For type 2 diabetes, the consensus report presents evidence that routine clinical features can predict and help predict how well different drugs work in treating the condition. The report also suggests how this common form of diabetes (about 90% of all diabetes) can be sub-classified into more specific subtypes.
While the consensus report highlights areas where precision medicine can improve clinical practice, it also draws attention to research gaps and the need for improved research methods.
A series of knowledge gaps were identified by experts that cut across all types of diabetes. It became clear that published results were mainly among people of European Caucasian ancestry, from well-off countries, and often did not provide strong statistical support for their findings. Consequently, further work is needed in diverse populations to include the use of multiple data sources, development of scalable and inexpensive assays for biomarkers, understanding of both clinical and social/behavioral factors, and consideration of diabetes across the lifespan.”

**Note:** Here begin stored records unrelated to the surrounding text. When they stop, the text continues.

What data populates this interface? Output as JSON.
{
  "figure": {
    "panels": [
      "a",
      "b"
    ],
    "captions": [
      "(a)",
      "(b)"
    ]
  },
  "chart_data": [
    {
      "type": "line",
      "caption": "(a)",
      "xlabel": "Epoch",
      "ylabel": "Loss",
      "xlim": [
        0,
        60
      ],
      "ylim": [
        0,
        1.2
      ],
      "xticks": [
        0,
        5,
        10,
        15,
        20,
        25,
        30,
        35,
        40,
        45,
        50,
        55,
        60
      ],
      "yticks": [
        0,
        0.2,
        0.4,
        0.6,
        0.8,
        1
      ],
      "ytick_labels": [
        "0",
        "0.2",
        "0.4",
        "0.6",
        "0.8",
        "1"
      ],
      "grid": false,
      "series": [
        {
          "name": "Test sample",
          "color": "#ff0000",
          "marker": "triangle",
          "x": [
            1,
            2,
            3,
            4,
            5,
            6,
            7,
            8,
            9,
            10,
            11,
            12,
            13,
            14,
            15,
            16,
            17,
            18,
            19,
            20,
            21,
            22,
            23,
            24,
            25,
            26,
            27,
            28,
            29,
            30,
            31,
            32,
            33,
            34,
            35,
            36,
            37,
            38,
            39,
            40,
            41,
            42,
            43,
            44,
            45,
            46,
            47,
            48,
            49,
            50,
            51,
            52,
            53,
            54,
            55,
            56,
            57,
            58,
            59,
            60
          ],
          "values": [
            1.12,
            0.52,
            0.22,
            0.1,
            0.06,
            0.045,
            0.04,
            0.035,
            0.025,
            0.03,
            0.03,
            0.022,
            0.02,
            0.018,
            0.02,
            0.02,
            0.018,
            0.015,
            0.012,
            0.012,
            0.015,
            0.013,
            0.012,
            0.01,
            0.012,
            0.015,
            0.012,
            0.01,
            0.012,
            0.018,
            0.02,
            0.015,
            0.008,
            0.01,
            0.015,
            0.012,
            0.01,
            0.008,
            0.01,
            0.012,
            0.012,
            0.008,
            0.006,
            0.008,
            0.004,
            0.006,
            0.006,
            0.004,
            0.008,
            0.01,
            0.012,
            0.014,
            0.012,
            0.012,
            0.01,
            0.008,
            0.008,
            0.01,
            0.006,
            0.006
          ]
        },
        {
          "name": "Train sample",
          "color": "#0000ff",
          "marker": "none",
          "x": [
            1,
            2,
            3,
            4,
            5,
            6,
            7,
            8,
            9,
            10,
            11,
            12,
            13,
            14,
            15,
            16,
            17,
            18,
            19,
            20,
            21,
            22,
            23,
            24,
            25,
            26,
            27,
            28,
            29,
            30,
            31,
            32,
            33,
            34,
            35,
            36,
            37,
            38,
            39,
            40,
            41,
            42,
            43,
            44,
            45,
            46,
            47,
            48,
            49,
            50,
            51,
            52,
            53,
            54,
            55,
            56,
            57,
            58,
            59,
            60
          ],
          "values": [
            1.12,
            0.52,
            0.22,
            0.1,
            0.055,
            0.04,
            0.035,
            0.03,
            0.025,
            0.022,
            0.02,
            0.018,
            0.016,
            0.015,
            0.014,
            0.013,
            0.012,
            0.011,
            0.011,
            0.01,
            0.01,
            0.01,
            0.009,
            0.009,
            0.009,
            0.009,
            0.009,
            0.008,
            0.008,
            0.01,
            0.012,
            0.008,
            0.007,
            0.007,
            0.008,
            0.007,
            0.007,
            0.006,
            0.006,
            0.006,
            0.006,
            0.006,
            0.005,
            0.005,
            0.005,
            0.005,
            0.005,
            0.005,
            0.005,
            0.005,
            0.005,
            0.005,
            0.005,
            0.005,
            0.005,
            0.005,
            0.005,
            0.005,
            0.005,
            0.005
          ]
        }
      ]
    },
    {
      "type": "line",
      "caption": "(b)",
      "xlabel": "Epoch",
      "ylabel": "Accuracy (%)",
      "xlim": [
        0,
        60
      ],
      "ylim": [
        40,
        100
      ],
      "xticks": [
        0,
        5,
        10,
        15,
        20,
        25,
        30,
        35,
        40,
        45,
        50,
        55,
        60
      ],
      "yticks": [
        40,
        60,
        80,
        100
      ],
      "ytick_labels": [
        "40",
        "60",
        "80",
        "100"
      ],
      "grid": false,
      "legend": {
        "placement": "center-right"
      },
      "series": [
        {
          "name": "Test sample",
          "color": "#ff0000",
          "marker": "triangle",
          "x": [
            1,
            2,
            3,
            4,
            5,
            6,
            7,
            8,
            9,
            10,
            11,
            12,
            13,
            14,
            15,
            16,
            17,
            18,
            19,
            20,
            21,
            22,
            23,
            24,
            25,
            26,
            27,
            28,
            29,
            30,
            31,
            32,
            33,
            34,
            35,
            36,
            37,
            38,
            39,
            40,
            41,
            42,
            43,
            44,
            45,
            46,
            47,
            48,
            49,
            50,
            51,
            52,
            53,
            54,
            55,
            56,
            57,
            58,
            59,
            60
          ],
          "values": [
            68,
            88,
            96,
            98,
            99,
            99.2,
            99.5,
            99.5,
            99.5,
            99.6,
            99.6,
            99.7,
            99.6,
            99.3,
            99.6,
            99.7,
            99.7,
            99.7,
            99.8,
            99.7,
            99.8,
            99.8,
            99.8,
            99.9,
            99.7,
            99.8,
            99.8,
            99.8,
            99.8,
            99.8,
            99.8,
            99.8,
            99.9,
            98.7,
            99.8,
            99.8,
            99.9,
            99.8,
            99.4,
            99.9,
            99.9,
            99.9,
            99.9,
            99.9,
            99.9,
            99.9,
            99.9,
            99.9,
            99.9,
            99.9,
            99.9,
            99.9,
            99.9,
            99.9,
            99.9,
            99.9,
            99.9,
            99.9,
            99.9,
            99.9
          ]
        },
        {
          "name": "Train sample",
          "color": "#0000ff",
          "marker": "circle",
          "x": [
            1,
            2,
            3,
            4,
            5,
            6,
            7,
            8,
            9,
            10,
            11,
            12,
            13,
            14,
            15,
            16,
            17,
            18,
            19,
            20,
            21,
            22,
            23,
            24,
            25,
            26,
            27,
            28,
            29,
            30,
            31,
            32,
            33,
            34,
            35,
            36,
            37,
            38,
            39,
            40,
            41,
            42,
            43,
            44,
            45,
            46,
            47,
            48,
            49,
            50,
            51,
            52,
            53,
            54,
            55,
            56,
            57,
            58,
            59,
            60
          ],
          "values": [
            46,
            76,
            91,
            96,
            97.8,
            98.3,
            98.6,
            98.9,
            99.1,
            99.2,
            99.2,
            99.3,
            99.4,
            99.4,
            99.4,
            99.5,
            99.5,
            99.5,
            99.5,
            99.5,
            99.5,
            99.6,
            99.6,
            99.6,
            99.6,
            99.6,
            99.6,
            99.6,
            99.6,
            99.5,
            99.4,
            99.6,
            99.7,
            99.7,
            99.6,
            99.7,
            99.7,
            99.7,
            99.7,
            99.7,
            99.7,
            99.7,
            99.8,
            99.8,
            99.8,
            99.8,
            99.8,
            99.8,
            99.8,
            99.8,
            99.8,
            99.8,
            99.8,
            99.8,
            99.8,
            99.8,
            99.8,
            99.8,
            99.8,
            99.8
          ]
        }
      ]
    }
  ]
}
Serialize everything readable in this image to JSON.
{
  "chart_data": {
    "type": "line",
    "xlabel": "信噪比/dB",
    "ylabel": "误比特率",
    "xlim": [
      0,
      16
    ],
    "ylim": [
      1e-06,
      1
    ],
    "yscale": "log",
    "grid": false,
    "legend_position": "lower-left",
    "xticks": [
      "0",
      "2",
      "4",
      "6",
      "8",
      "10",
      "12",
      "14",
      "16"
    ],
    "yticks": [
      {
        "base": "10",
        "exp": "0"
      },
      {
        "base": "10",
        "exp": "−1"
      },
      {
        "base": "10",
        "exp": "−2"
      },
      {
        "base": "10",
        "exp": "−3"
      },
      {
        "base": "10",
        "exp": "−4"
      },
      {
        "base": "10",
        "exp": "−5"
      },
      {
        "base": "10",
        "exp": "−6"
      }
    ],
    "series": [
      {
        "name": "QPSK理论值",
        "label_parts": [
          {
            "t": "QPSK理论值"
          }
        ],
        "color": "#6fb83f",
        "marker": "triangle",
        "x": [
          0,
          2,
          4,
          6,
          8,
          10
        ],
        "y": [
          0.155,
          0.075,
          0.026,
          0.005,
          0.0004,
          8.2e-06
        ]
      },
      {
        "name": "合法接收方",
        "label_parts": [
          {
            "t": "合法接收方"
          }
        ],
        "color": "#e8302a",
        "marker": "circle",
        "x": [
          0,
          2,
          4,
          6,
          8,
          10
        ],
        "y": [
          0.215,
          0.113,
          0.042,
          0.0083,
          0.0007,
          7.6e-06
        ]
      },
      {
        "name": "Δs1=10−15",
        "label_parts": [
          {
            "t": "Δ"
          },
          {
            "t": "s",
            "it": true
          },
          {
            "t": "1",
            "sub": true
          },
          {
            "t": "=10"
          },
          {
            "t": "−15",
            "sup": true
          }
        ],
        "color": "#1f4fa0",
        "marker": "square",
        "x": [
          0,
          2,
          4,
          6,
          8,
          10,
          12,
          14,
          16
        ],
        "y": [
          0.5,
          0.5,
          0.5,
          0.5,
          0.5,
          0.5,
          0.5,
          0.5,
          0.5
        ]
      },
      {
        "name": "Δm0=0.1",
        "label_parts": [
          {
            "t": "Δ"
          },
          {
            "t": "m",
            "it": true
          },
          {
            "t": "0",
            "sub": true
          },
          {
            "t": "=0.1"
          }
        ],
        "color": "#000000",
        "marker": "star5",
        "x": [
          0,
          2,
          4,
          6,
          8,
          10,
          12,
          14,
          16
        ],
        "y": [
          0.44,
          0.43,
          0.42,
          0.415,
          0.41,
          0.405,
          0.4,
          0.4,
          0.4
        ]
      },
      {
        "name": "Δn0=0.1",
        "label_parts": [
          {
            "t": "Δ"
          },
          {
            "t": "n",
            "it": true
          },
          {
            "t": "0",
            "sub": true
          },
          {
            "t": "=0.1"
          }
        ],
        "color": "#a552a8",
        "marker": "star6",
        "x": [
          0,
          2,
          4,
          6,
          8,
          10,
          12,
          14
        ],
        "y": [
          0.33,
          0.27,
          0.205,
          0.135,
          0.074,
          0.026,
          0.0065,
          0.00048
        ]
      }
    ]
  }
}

Rich, Center for Public Health Genomics and the Department of Public Health Sciences, UVA
Results are published
Franks presented the main findings of the consensus report at the EASD annual meeting in Hamburg, Germany this month. The report is published Nature’s medicine To coincide with the EASD Symposium. Concurrently, summary systematic evidence reviews are being published in consensus reports Communication MedicineAnd a parallel series of papers on precision medicine will be published Lancet Diabetes and Endocrinology.
The project was supported by the American Diabetes Association, the European Association for the Study of Diabetes and the Novo Nordisk Foundation.